Chacun aura eu son temps de parole. On y parle de représentation du monde. On affirme que le cinéma peut changer le monde, mais pas tout seul. Il peut jouer un rôle, pour alerter, inspirer, créer une nouvelle manière de penser le devenir de la Terre. Il s’agit d’éviter les représentations négatives, ultra-technologiques et/ou totalitaires du futur. Où sont les films positifs, inspirants ? Cyril Dion et ses camarades veulent croire qu’ils les présentent justement à Cannes cette année.
Après la conférence, nous retrouvons le réalisateur de Demain.
aVoir-aLire : Votre nouveau film, Animal, est présenté dans la sélection cannois du « Cinéma pour le climat ». Vous avez beaucoup évoqué la représentation du monde, lors de la conférence de presse. C’est de soft power dont on parle ?
Cyril Dion : Le cinéma peut jouer ce rôle de soft power. Mais il ne s’agit pas d’en faire la propagande ! Plutôt de mobiliser les artistes, qui sont sans doute les plus à même de nous émouvoir, et ce qui nous émeut nous met en mouvement. J’aimerais qu’on oppose à une logique extrêmement mercantile et manipulatoire, dans la publicité qui nous bombarde de message de représentations, une logique artistique, vivante, pour nous toucher au cœur. Qui pourrait nous interroger sur le sens de notre présence sur cette planète ? Est-ce qu’on est là pour acheter des iPhones et des bagnoles, faire la queue dans les centres commerciaux ? Ou pour autre chose ? Et alors pourquoi ? Peut-être qu’on a besoin de raconter comment on peut avoir une relation avec le monde vivant, comment on peut réinventer la politique, engager la lutte. Il y a tellement d’histoires à raconter en lien avec la gravité de l’époque qu’on traverse, c’est dommage de se cantonner souvent à la même chose.
Comment est-ce que vous voyez l’avenir de cette sélection du « Cinéma pour le climat » ? C’est vraiment éphémère ?
Cyril Dion : Ce serait au festival de le dire. Ce que j’aimerais, c’est que de plus en plus de réalisateurs, de scénaristes, de producteurs, se saisissent de ce sujet-là, qu’il soit au cœur de beaucoup de films. Est-ce qu’on a besoin d’avoir une sélection spéciale ? Pas forcément. Est-ce qu’on a besoin d’avoir des films qui traitent du sujet dans toutes les sélections ? Oui. J’adorerais. Là, c’est un premier pas. Peut-être que dans les années qui viennent ce sera naturel, on n’en aura même pas besoin.

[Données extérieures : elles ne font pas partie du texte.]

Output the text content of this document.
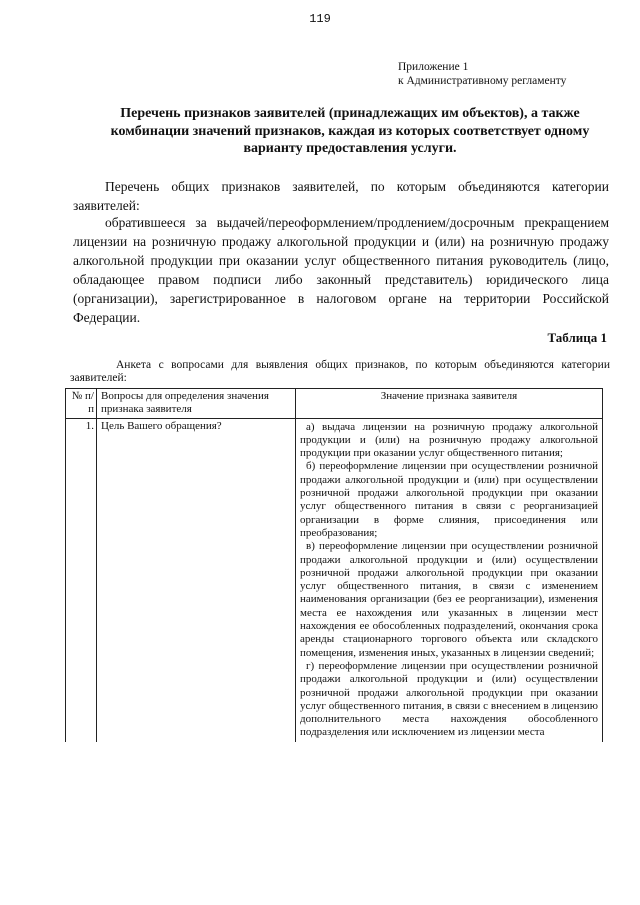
119
Приложение 1
к Административному регламенту
Перечень признаков заявителей (принадлежащих им объектов), а также комбинации значений признаков, каждая из которых соответствует одному варианту предоставления услуги.
Перечень общих признаков заявителей, по которым объединяются категории заявителей:
обратившееся за выдачей/переоформлением/продлением/досрочным прекращением лицензии на розничную продажу алкогольной продукции и (или) на розничную продажу алкогольной продукции при оказании услуг общественного питания руководитель (лицо, обладающее правом подписи либо законный представитель) юридического лица (организации), зарегистрированное в налоговом органе на территории Российской Федерации.
Таблица 1
Анкета с вопросами для выявления общих признаков, по которым объединяются категории заявителей:
№ п/п	Вопросы для определения значения признака заявителя	Значение признака заявителя
1.	Цель Вашего обращения?	а) выдача лицензии на розничную продажу алкогольной продукции и (или) на розничную продажу алкогольной продукции при оказании услуг общественного питания;
б) переоформление лицензии при осуществлении розничной продажи алкогольной продукции и (или) при осуществлении розничной продажи алкогольной продукции при оказании услуг общественного питания в связи с реорганизацией организации в форме слияния, присоединения или преобразования;
в) переоформление лицензии при осуществлении розничной продажи алкогольной продукции и (или) осуществлении розничной продажи алкогольной продукции при оказании услуг общественного питания, в связи с изменением наименования организации (без ее реорганизации), изменения места ее нахождения или указанных в лицензии мест нахождения ее обособленных подразделений, окончания срока аренды стационарного торгового объекта или складского помещения, изменения иных, указанных в лицензии сведений;
г) переоформление лицензии при осуществлении розничной продажи алкогольной продукции и (или) осуществлении розничной продажи алкогольной продукции при оказании услуг общественного питания, в связи с внесением в лицензию дополнительного места нахождения обособленного подразделения или исключением из лицензии места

aVoir-aLire : J’aimerais parler du pouvoir de la fiction, par rapport au documentaire. On a Louis Garrel dans cette sélection, qui est le seul à avoir fait de la fiction. Est-ce que vous y pensez et en quoi ce serait différent d’un documentaire ?
Cyril Dion : Je suis en train d’écrire deux fictions ! Une série de fiction qu’on co-produit avec ma société Bright Bright Bright et Capa. Et on travaille à l’adaptation du livre de Pierre Ducrozet, Le Grand Vertige, que je réaliserai. Une fois qu’on aura fini le scénario et trouvé le financement !
C’est différent dans la mesure où on peut prendre des libertés avec l’histoire, laisser libre cours à notre imagination, on est moins tributaire du réel. Donc, c’est un autre exercice, qui me plaît beaucoup et qui est très complémentaire. J’ai déjà écrit un roman, je suis en train d’en écrire un deuxième, cela me tente depuis un moment.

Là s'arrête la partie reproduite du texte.